Data vault

The ETL example on postgres gives us some insights what’s possible with airflow and to get acquainted with the UI and task dependencies.

The Hive example showed how an interaction between an RDBMS and Hadoop/Hive could look like.

Both examples apply the Kimball data warehouse design methodology. The methodology has worked really well over the 80’s and 90’s because businesses wouldn’t change as fast and often. In a Kimball approach, there is a particular point in time where you make decisions about design (data model structure) and rules applied to data (business rules) that are valid at that point in time, but may change in the future. What you end up with is a data warehouse that is set up according to the design at that point in time, but may be difficult to change as your business progresses (or rather expensive).

In Kimball you’d also chronologically accumulate your data from a staging area, which is usually a volatile staging area. The new data “of the day” gets loaded into the dimensions and facts and from there, it’s part of the data warehouse (under the restrictions of the above “design moment in time”). Because it’s incremental like that, reprocessing your data warehouse to reflect other incantations of reality becomes very difficult.

In the Hive example I worked around that by regenerating the DWH from scratch every day, which allows you to change destination structures and business rules that get applied to them, but this may be very costly to do over time.

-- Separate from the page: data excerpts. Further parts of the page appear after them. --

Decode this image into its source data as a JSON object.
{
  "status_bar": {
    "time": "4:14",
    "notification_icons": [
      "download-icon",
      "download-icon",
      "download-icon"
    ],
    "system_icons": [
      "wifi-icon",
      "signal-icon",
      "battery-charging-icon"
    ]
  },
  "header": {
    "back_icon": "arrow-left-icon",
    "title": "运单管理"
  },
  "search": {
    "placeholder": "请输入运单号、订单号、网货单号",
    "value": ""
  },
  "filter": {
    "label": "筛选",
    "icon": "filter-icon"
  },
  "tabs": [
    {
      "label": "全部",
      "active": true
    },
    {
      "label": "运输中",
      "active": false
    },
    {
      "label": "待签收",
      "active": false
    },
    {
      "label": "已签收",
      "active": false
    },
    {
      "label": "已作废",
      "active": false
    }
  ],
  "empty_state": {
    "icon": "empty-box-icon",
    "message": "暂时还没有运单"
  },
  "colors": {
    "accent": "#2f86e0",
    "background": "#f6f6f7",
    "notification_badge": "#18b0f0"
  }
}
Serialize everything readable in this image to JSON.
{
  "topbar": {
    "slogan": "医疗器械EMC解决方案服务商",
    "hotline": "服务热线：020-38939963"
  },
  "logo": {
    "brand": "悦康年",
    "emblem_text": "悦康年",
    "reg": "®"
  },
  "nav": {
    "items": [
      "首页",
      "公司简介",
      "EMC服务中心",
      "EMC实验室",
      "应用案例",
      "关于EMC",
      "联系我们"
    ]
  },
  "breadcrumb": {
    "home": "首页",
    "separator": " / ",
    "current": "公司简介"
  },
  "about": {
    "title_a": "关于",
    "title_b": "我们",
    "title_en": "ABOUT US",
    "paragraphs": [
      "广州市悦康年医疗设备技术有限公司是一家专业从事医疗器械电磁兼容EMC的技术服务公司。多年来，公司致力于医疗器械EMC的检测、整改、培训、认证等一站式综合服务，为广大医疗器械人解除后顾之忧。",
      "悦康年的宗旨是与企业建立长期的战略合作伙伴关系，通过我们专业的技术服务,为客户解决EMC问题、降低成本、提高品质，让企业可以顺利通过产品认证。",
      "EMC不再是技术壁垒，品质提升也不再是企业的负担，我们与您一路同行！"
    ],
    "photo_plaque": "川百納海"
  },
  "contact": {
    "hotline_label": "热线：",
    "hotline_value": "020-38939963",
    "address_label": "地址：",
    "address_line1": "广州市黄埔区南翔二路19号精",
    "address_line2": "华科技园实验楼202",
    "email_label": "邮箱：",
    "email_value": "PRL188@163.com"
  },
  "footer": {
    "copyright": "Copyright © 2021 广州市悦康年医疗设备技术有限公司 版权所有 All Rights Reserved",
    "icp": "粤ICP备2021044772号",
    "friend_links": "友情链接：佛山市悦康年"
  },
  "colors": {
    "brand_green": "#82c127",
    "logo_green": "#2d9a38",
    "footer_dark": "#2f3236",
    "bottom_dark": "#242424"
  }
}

The datavault example demonstrates the use of the datavault methodology of data warehousing using airflow as the ETL processing platform.


The Data Vault modeling approach has various benefits:

  • Simple data ingestion process
  • Design of the data query model (star schema?) no longer fixed forever and can be modified
  • Auditability for various regulatory requirements
  • Can add or switch data sources without disrupting existing query schema
  • Reduces complexity in ETL at the cost of slightly more code
  • Simplifies design stage because it can be changed
  • Reorganizes data model from the source into a more flexible intermediate data model

Data Vault uses a more flexible representation of the data, which is organized in three main elements:

  • Hubs: These contain the main business entities: customers, products, orders, invoices, shipments.
  • Links: These provide the relationships between hubs: e.g. a shipment made on behalf of an order of a customer
  • Satellites: These are versioned sub-tables providing the details about the relationship or hub, for example:
    • customer details
    • order details
    • product details, quantity, price, vat and other details in a product shipment

For more information on data vault modeling, see these links:

How to start the example

Run the following script on the console

docker-compose -f docker-compose-dv.yml up --abort-on-container-exit

To bring the entire structure down:

docker-compose -f docker-compose-dv.yml down



There are limitations and things missing in this implementation

  • Multiple records per time window are not managed. This implementation can only process one change record per day
  • In order to correctly process entity changes, you need either a mature Change Data Capture solution that stamps the date/time of the change and shows the updates/inserts or the source system has to version them in the application. If you do not use CDC and records have been updated, you cannot “date” those records at the time of the change and the system must make assumptions when the change really took place.
  • This example uses the DataVault 1.0 methodology that does not depend on hash keys.
  • The resulting star schema is rebuilt from scratch daily in this implementation. You probably want to incrementally build that, but it shows what is possible with the data vault.
  • Data must be staged in chronological order and not be rerun. You cannot reload existing data into the data vault or run yesterday’s data over today’s data.